Exhibit 3: Protelindo’s can maintain leverage within its current rating threshold despite tower acquisition

Exhibit-three

Exhibit 3

The acquired towers will also boost Protelindo’s pro-forma revenue and EBITDA by about IDR490 billion and IDR390-IDR400 billion. Given Protelindo’s growing EBITDA from a higher number of tower tenancies, we expect the company’s leverage to gradually improve.

The acquired towers have a tenancy ratio of about 1.5x, where the majority of colocation (multiple mobile operators leasing space on the same tower) contracts are with Hutchison 3 Indonesia (H3I, unrated), an indirect 66%-owned subsidiary of CK Hutchison Holdings Limited (A3 stable).

About 65% of the acquired towers from XL are located in the more densely populated Java/Bali region, which increases the marketability of these towers to the larger, more creditworthy mobile operators. This will help Protelindo grow the tenancy ratio on the acquired towers.

Protelindo’s own tenancy ratio stands at 1.7x.

Higher tower tenancy ratios indicate a tower company’s effectiveness in adding co-locations; thereby driving higher EBITDA margins. Protelindo’s ability to increase co-locations on its towers is therefore critical in its ability to deleverage quickly following the acquisition.

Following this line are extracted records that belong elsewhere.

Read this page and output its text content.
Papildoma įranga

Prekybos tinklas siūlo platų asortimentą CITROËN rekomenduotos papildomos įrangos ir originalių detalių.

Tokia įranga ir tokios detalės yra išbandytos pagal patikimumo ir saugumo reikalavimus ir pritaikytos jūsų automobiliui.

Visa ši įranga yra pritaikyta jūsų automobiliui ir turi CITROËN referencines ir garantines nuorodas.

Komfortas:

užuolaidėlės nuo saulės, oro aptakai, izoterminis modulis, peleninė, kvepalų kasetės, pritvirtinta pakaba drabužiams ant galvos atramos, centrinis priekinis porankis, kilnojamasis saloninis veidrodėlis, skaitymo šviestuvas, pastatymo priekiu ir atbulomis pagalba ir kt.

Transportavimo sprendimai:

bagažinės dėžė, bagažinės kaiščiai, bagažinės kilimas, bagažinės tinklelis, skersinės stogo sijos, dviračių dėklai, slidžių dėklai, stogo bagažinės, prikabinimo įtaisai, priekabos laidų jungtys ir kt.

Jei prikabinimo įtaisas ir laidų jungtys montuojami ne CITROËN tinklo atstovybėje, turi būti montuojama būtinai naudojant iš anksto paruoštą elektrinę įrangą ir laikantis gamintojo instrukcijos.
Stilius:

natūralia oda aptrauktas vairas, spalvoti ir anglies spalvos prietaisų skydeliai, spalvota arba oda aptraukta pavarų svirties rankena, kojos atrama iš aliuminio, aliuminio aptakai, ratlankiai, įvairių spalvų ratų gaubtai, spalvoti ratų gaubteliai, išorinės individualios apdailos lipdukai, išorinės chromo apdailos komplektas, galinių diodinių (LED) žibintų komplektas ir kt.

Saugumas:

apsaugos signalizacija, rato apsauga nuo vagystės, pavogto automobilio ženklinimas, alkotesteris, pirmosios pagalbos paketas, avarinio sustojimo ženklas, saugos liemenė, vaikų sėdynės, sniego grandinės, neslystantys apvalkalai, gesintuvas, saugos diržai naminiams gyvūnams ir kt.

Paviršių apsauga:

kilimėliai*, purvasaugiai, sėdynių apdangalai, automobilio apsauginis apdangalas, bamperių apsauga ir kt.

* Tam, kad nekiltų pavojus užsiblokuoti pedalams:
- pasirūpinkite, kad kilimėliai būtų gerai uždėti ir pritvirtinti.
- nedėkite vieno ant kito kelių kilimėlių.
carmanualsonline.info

As for XL, the sale will improve the company’s reported leverage, because XL plans to use the IDR3.57 trillion (US$270 million) proceeds from the sale of its non-core assets to repay debt.  In addition, XL has also announced a rights issue to repay its US$500 million shareholder loan from parent company, Axiata Group Berhad (Baa2 stable), which will further reduce its adjusted debt to about IDR31.5 trillion from IDR40.5 trillion as of December 2015.

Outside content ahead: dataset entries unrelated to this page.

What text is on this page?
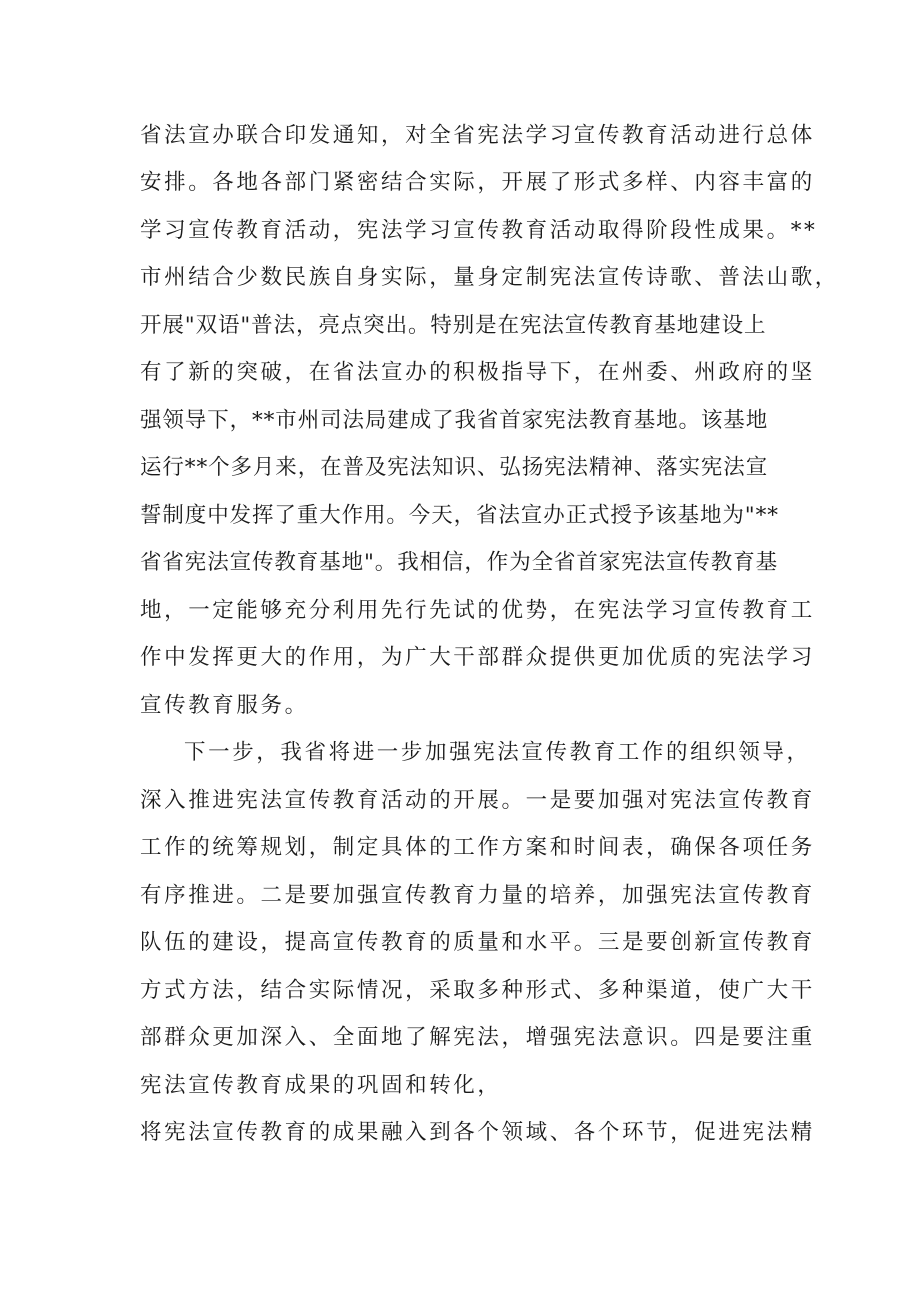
省法宣办联合印发通知，对全省宪法学习宣传教育活动进行总体
安排。各地各部门紧密结合实际，开展了形式多样、内容丰富的
学习宣传教育活动，宪法学习宣传教育活动取得阶段性成果。**
市州结合少数民族自身实际，量身定制宪法宣传诗歌、普法山歌，
开展"双语"普法，亮点突出。特别是在宪法宣传教育基地建设上
有了新的突破，在省法宣办的积极指导下，在州委、州政府的坚
强领导下，**市州司法局建成了我省首家宪法教育基地。该基地
运行**个多月来，在普及宪法知识、弘扬宪法精神、落实宪法宣
誓制度中发挥了重大作用。今天，省法宣办正式授予该基地为"**
省省宪法宣传教育基地"。我相信，作为全省首家宪法宣传教育基
地，一定能够充分利用先行先试的优势，在宪法学习宣传教育工
作中发挥更大的作用，为广大干部群众提供更加优质的宪法学习
宣传教育服务。
下一步，我省将进一步加强宪法宣传教育工作的组织领导，
深入推进宪法宣传教育活动的开展。一是要加强对宪法宣传教育
工作的统筹规划，制定具体的工作方案和时间表，确保各项任务
有序推进。二是要加强宣传教育力量的培养，加强宪法宣传教育
队伍的建设，提高宣传教育的质量和水平。三是要创新宣传教育
方式方法，结合实际情况，采取多种形式、多种渠道，使广大干
部群众更加深入、全面地了解宪法，增强宪法意识。四是要注重
宪法宣传教育成果的巩固和转化，
将宪法宣传教育的成果融入到各个领域、各个环节，促进宪法精
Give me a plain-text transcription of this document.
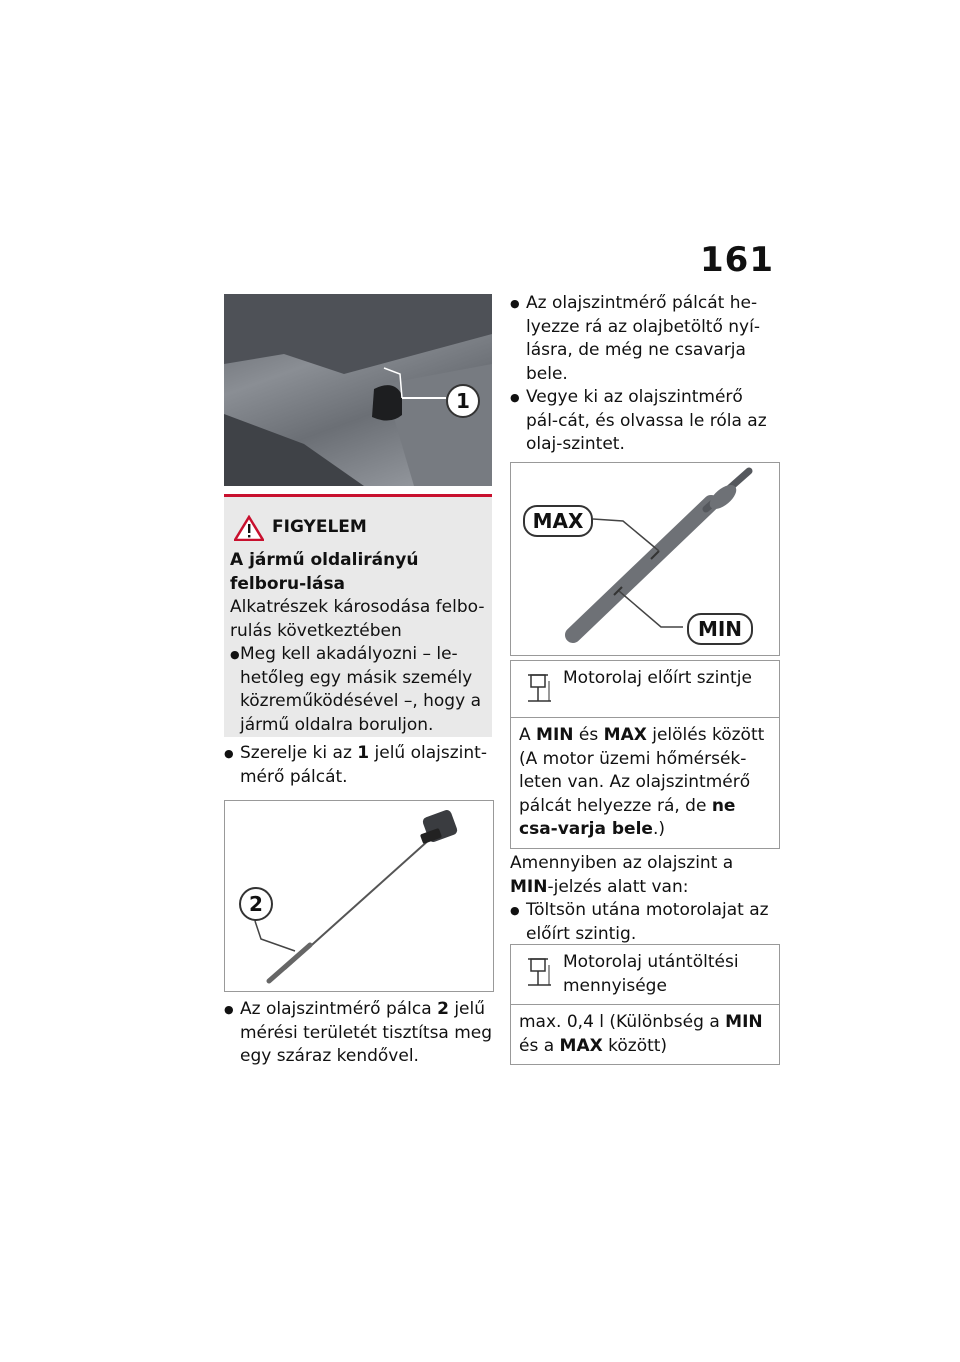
161
1
FIGYELEM
A jármű oldalirányú felboru-lása
Alkatrészek károsodása felbo-rulás következtében
● Meg kell akadályozni – le-hetőleg egy másik személy közreműködésével –, hogy a jármű oldalra boruljon.
● Szerelje ki az 1 jelű olajszint-mérő pálcát.
2
● Az olajszintmérő pálca 2 jelű mérési területét tisztítsa meg egy száraz kendővel.
● Az olajszintmérő pálcát he-lyezze rá az olajbetöltő nyí-lásra, de még ne csavarja bele.
● Vegye ki az olajszintmérő pál-cát, és olvassa le róla az olaj-szintet.
MAX
MIN
Motorolaj előírt szintje
A MIN és MAX jelölés között (A motor üzemi hőmérsék-leten van. Az olajszintmérő pálcát helyezze rá, de ne csa-varja bele.)
Amennyiben az olajszint a MIN-jelzés alatt van:
● Töltsön utána motorolajat az előírt szintig.
Motorolaj utántöltési mennyisége
max. 0,4 l (Különbség a MIN és a MAX között)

To XL’s benefit, the rental costs for leasing back the towers from Protelindo will be below prevailing average tower rental rates in Indonesia. However, the lease deal with Protelindo will increase its consolidated rental expense, which we capitalise and add to gross adjusted debt under our standard adjustments.

Still, even after factoring in our operating lease adjustment, we expect a net reduction in adjusted debt following the tower sale and rights issue, and expect XL’s pro forma leverage to improve to about 2.6x from 3.3x as of December 2015

Both Protelindo and XL expect to complete the transaction by 30 June 2016. The deal is subject to certain conditions, including a joint audit of the towers under consideration, and the reassignment of the co-location tenancy agreements to Protelindo from XL.

Any imminent ground lease renewal risk for Protelindo is mitigated by XL’s agreement to renew all ground leases coming due over the next 12 months on these towers. There are no remaining regulatory approvals required, and XL will not require any consent solicitation from its banks, because these towers are not pledged as collateral on its bank loans.

XL is unlikely to dispose of any more of its towers, because the company believes its remaining towers are strategic in nature.